Keeping Up with the News

She was a woman of mean understanding, little information, and uncertain temper. When she was discontented she fancied herself nervous. The business of her life was to get her daughters married; its solace was visiting and news.

Jane Austen, Pride and Prejudice, speaking of Mrs. Bennet

Isn’t this the best, most polite description of gossip ever? “Visiting and news.”

I once read a line by a retired urban reporter who’d moved to a rural place, who said that one of the very first things he had to learn in his new home was how to lean. Most of the conversations between men in his community took place while leaning on a truck fender at the store, or leaning on a fence post while taking a break from field work. A friend and I catch up on conversation every hour or so while we’re splitting wood, in the few minutes that we’re refueling and getting something to drink. A lot of it has to do with our neighbors, as casual conversation often does. A study by researchers at UC Riverside showed an average of 52 minutes a day spent in workplace gossip, with no meaningful difference between men and women.

There are a few people in any town who act as large-capacity gossip conduits. They’re extroverted and like to talk, and they interact with lots of people and thus have lots of source material to draw from. These informal information networks can become something like the small town version of a think-tank: when you have a problem or an issue that’s troubling, you turn to the people you’ve leaned against the truck with for forty years, the people you’ve had church-fellowship coffee with since your grandma was the head of the altar guild. That’s both natural and problematic. It closes us off to new ways of thinking, and deepens the channels already dug.

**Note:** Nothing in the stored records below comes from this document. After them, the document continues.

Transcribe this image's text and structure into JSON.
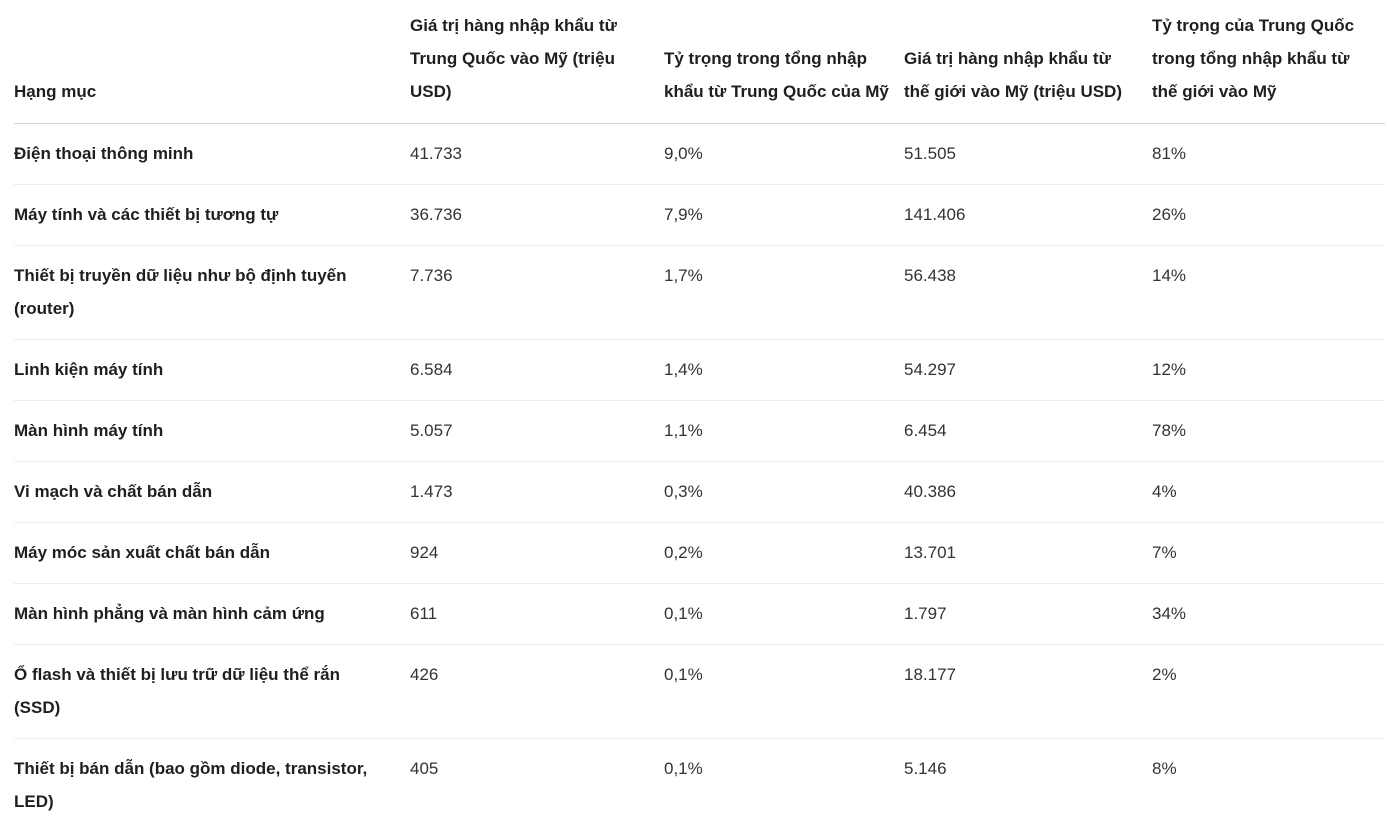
{
  "table": {
    "headers": [
      "Hạng mục",
      "Giá trị hàng nhập khẩu từ Trung Quốc vào Mỹ (triệu USD)",
      "Tỷ trọng trong tổng nhập khẩu từ Trung Quốc của Mỹ",
      "Giá trị hàng nhập khẩu từ thế giới vào Mỹ (triệu USD)",
      "Tỷ trọng của Trung Quốc trong tổng nhập khẩu từ thế giới vào Mỹ"
    ],
    "rows": [
      [
        "Điện thoại thông minh",
        "41.733",
        "9,0%",
        "51.505",
        "81%"
      ],
      [
        "Máy tính và các thiết bị tương tự",
        "36.736",
        "7,9%",
        "141.406",
        "26%"
      ],
      [
        "Thiết bị truyền dữ liệu như bộ định tuyến (router)",
        "7.736",
        "1,7%",
        "56.438",
        "14%"
      ],
      [
        "Linh kiện máy tính",
        "6.584",
        "1,4%",
        "54.297",
        "12%"
      ],
      [
        "Màn hình máy tính",
        "5.057",
        "1,1%",
        "6.454",
        "78%"
      ],
      [
        "Vi mạch và chất bán dẫn",
        "1.473",
        "0,3%",
        "40.386",
        "4%"
      ],
      [
        "Máy móc sản xuất chất bán dẫn",
        "924",
        "0,2%",
        "13.701",
        "7%"
      ],
      [
        "Màn hình phẳng và màn hình cảm ứng",
        "611",
        "0,1%",
        "1.797",
        "34%"
      ],
      [
        "Ổ flash và thiết bị lưu trữ dữ liệu thể rắn (SSD)",
        "426",
        "0,1%",
        "18.177",
        "2%"
      ],
      [
        "Thiết bị bán dẫn (bao gồm diode, transistor, LED)",
        "405",
        "0,1%",
        "5.146",
        "8%"
      ]
    ]
  }
}
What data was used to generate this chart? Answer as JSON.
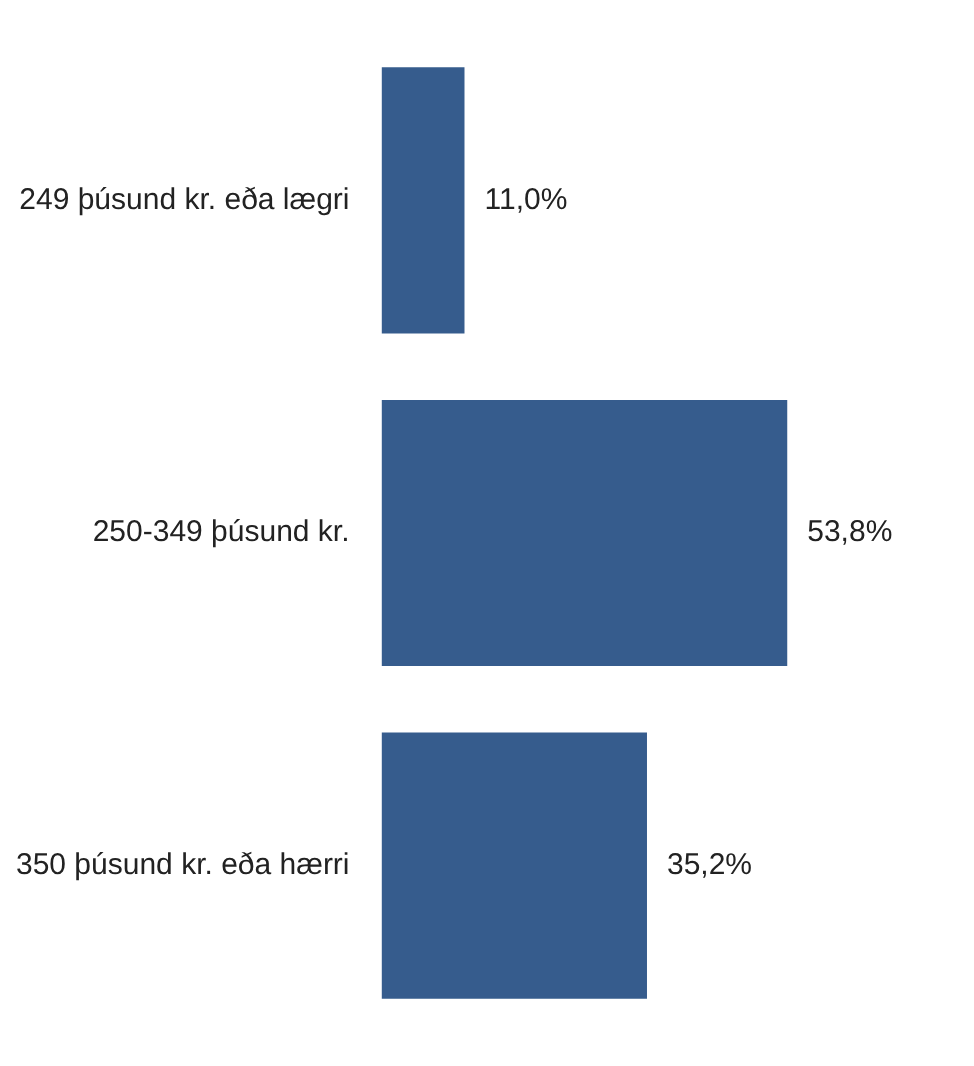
{
  "chart_data": {
    "type": "bar",
    "orientation": "horizontal",
    "categories": [
      "249 þúsund kr. eða lægri",
      "250-349 þúsund kr.",
      "350 þúsund kr. eða hærri"
    ],
    "values": [
      11.0,
      53.8,
      35.2
    ],
    "value_labels": [
      "11,0%",
      "53,8%",
      "35,2%"
    ],
    "color": "#365c8d",
    "tick_labels": "y"
  }
}
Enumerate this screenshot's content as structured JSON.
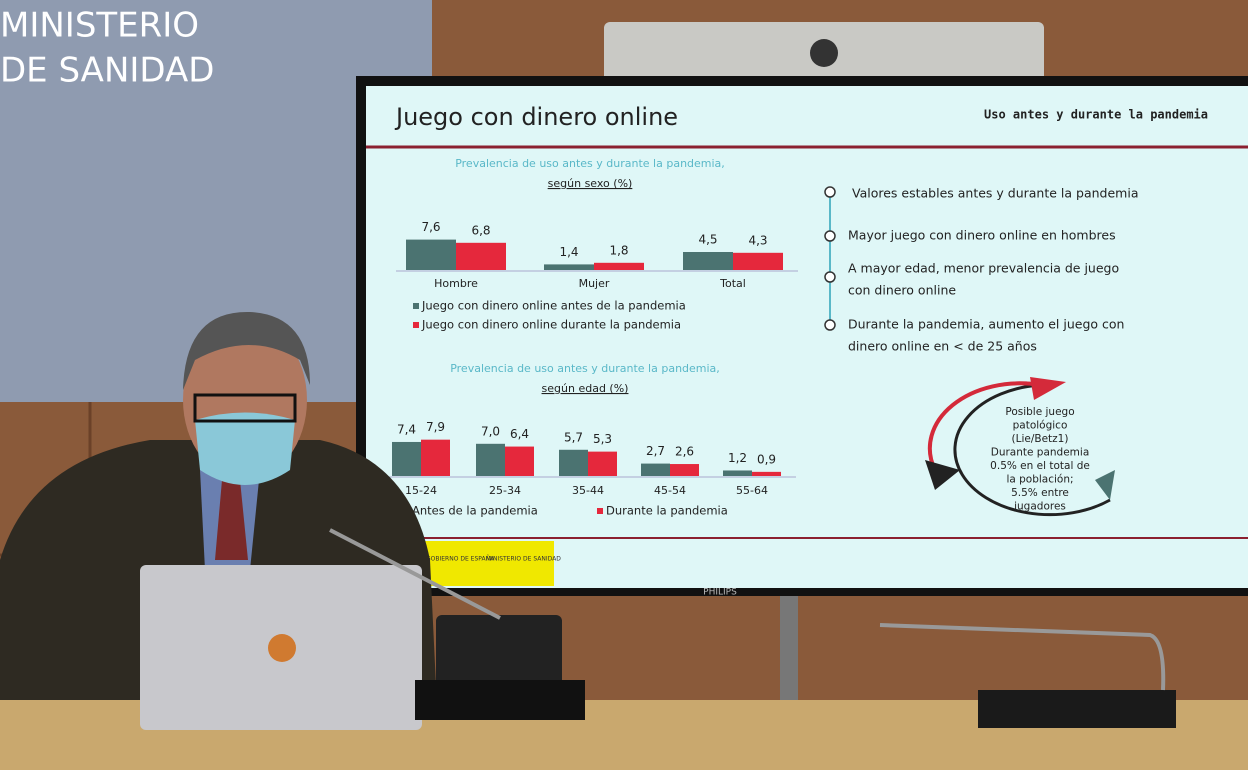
{
  "wall": {
    "lines": [
      "MINISTERIO",
      "DE SANIDAD"
    ]
  },
  "screen_brand": "PHILIPS",
  "slide": {
    "title": "Juego con dinero online",
    "subtitle": "Uso antes y durante la pandemia",
    "bullets": [
      {
        "lines": [
          "Valores estables antes y durante la pandemia"
        ]
      },
      {
        "lines": [
          "Mayor juego con dinero online en hombres"
        ]
      },
      {
        "lines": [
          "A mayor edad, menor prevalencia de juego",
          "con dinero online"
        ]
      },
      {
        "lines": [
          "Durante la pandemia, aumento el juego con",
          "dinero online en < de 25 años"
        ]
      }
    ],
    "cycle_text": [
      "Posible juego",
      "patológico",
      "(Lie/Betz1)",
      "Durante pandemia",
      "0.5% en el total de",
      "la población;",
      "5.5% entre",
      "jugadores"
    ],
    "footer_logos": [
      "GOBIERNO DE ESPAÑA",
      "MINISTERIO DE SANIDAD"
    ]
  },
  "chart_data": [
    {
      "type": "bar",
      "title": "Prevalencia de uso antes y durante la pandemia,",
      "subtitle": "según sexo (%)",
      "categories": [
        "Hombre",
        "Mujer",
        "Total"
      ],
      "series": [
        {
          "name": "Juego con dinero online antes de la pandemia",
          "color": "#4b7371",
          "values": [
            7.6,
            1.4,
            4.5
          ],
          "value_labels": [
            "7,6",
            "1,4",
            "4,5"
          ]
        },
        {
          "name": "Juego con dinero online durante la pandemia",
          "color": "#e5283c",
          "values": [
            6.8,
            1.8,
            4.3
          ],
          "value_labels": [
            "6,8",
            "1,8",
            "4,3"
          ]
        }
      ]
    },
    {
      "type": "bar",
      "title": "Prevalencia de uso antes y durante la pandemia,",
      "subtitle": "según edad (%)",
      "categories": [
        "15-24",
        "25-34",
        "35-44",
        "45-54",
        "55-64"
      ],
      "series": [
        {
          "name": "Antes de la pandemia",
          "color": "#4b7371",
          "values": [
            7.4,
            7.0,
            5.7,
            2.7,
            1.2
          ],
          "value_labels": [
            "7,4",
            "7,0",
            "5,7",
            "2,7",
            "1,2"
          ]
        },
        {
          "name": "Durante la pandemia",
          "color": "#e5283c",
          "values": [
            7.9,
            6.4,
            5.3,
            2.6,
            0.9
          ],
          "value_labels": [
            "7,9",
            "6,4",
            "5,3",
            "2,6",
            "0,9"
          ]
        }
      ]
    }
  ]
}
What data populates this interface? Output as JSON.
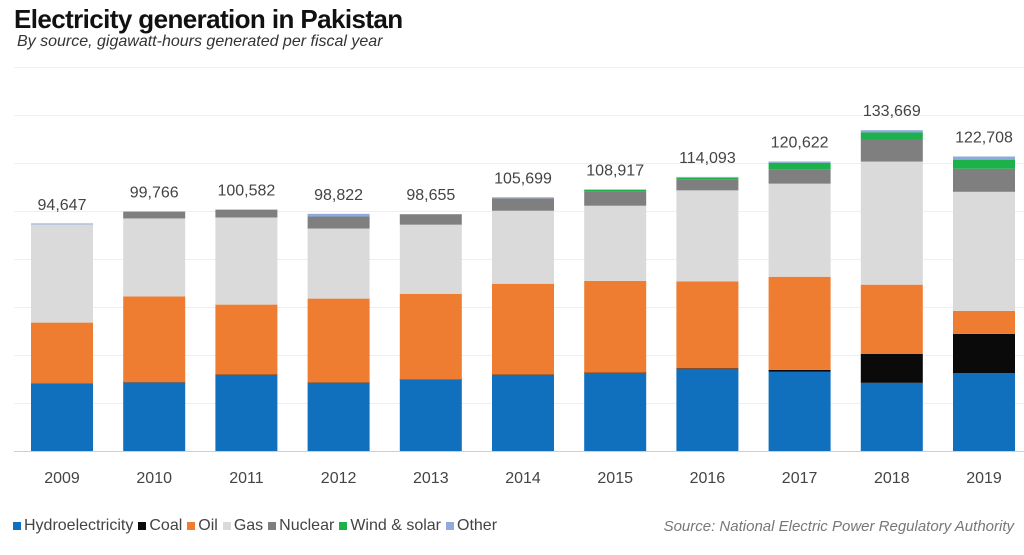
{
  "title": "Electricity generation in Pakistan",
  "subtitle": "By source, gigawatt-hours  generated  per fiscal year",
  "source": "Source: National Electric Power Regulatory Authority",
  "chart_data": {
    "type": "bar",
    "stacked": true,
    "title": "Electricity generation in Pakistan",
    "subtitle": "By source, gigawatt-hours generated per fiscal year",
    "xlabel": "",
    "ylabel": "",
    "ylim": [
      0,
      160000
    ],
    "y_gridlines": [
      20000,
      40000,
      60000,
      80000,
      100000,
      120000,
      140000,
      160000
    ],
    "grid": true,
    "legend_position": "bottom-left",
    "categories": [
      "2009",
      "2010",
      "2011",
      "2012",
      "2013",
      "2014",
      "2015",
      "2016",
      "2017",
      "2018",
      "2019"
    ],
    "totals": [
      94647,
      99766,
      100582,
      98822,
      98655,
      105699,
      108917,
      114093,
      120622,
      133669,
      122708
    ],
    "total_labels": [
      "94,647",
      "99,766",
      "100,582",
      "98,822",
      "98,655",
      "105,699",
      "108,917",
      "114,093",
      "120,622",
      "133,669",
      "122,708"
    ],
    "series": [
      {
        "name": "Hydroelectricity",
        "color": "#1170BE",
        "values": [
          28000,
          28500,
          31700,
          28400,
          29600,
          31700,
          32500,
          34200,
          33000,
          28400,
          32500
        ]
      },
      {
        "name": "Coal",
        "color": "#0A0A0A",
        "values": [
          100,
          100,
          100,
          100,
          100,
          100,
          100,
          200,
          800,
          12100,
          16300
        ]
      },
      {
        "name": "Oil",
        "color": "#EE7D31",
        "values": [
          25400,
          35800,
          29200,
          35000,
          35800,
          37900,
          38300,
          36300,
          38800,
          28800,
          9600
        ]
      },
      {
        "name": "Gas",
        "color": "#DADADA",
        "values": [
          40900,
          32500,
          36300,
          29200,
          28800,
          30400,
          31300,
          37900,
          38800,
          51300,
          49600
        ]
      },
      {
        "name": "Nuclear",
        "color": "#7F7F7F",
        "values": [
          0,
          2866,
          3282,
          5000,
          4355,
          5200,
          5800,
          4600,
          5800,
          9200,
          9600
        ]
      },
      {
        "name": "Wind & solar",
        "color": "#1DB14B",
        "values": [
          0,
          0,
          0,
          0,
          0,
          0,
          917,
          600,
          2900,
          2900,
          3800
        ]
      },
      {
        "name": "Other",
        "color": "#8FAADC",
        "values": [
          247,
          0,
          0,
          1122,
          0,
          399,
          0,
          293,
          522,
          969,
          1308
        ]
      }
    ]
  }
}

Our sources of social information are just as much sorting mechanisms as our sources of professional media information. It’s been almost fifty years since Jim Duncan’s famous study of the two communities of Bedford, in which he found that the long-time WASPy residents and the recent Italian-American arrivals kept to themselves in every way. They lived in different parts of town, belonged to different clubs, sent their kids to different schools, and had entirely different values for the appearance and messaging of their homes and landscapes. Our little town is much like that. The people who used to go to Nan’s potlucks and the people who are members of the volunteer fire department are a Venn diagram with nearly no intersection. The people who buy lunch at Grant’s General Store and the people who buy lunch at Sissy’s Kitchen are similarly dissimilar.

The Old Vermonters and the Flatlanders. The pickup and the Prius. The people who shower before they go to work, and the people who shower after work. We have so many ways to divide ourselves into tribes, invisible to the rest of the world but clearly spoken among those who matter, like a twin language, bonding us forever in opposition.

Over the decades, these harden into feuds and grudges. The origins are no longer precisely recalled, but every interaction offers the opportunity for reinforcement, an opportunity to teach our own biases to our kids who will carry them on in perpetuity.

And trust me, I know fully that I’m not innocent of this. I talk smack about people far too often. I make the inside joke, the cutting remark; and it makes me laugh when other people do it, too. As Tip O’Neill famously said, all politics is local, a wisdom born of Boston and its perpetual—often bloody—battles between the WASP academic-finance old guard, the Catholic Italians and the Catholic Irish.

And let’s go back to our originating quote from Jane Austen, its own model of demeaning the morally-inferior other. “She was a woman of mean understanding, little information, and uncertain temperament.” You can imagine Jane over tea with her friends, chatting and smiling about the poor Mrs. Bennet and her limited world.

We need to belong. But we often do it through the mechanism of naming those who don’t belong.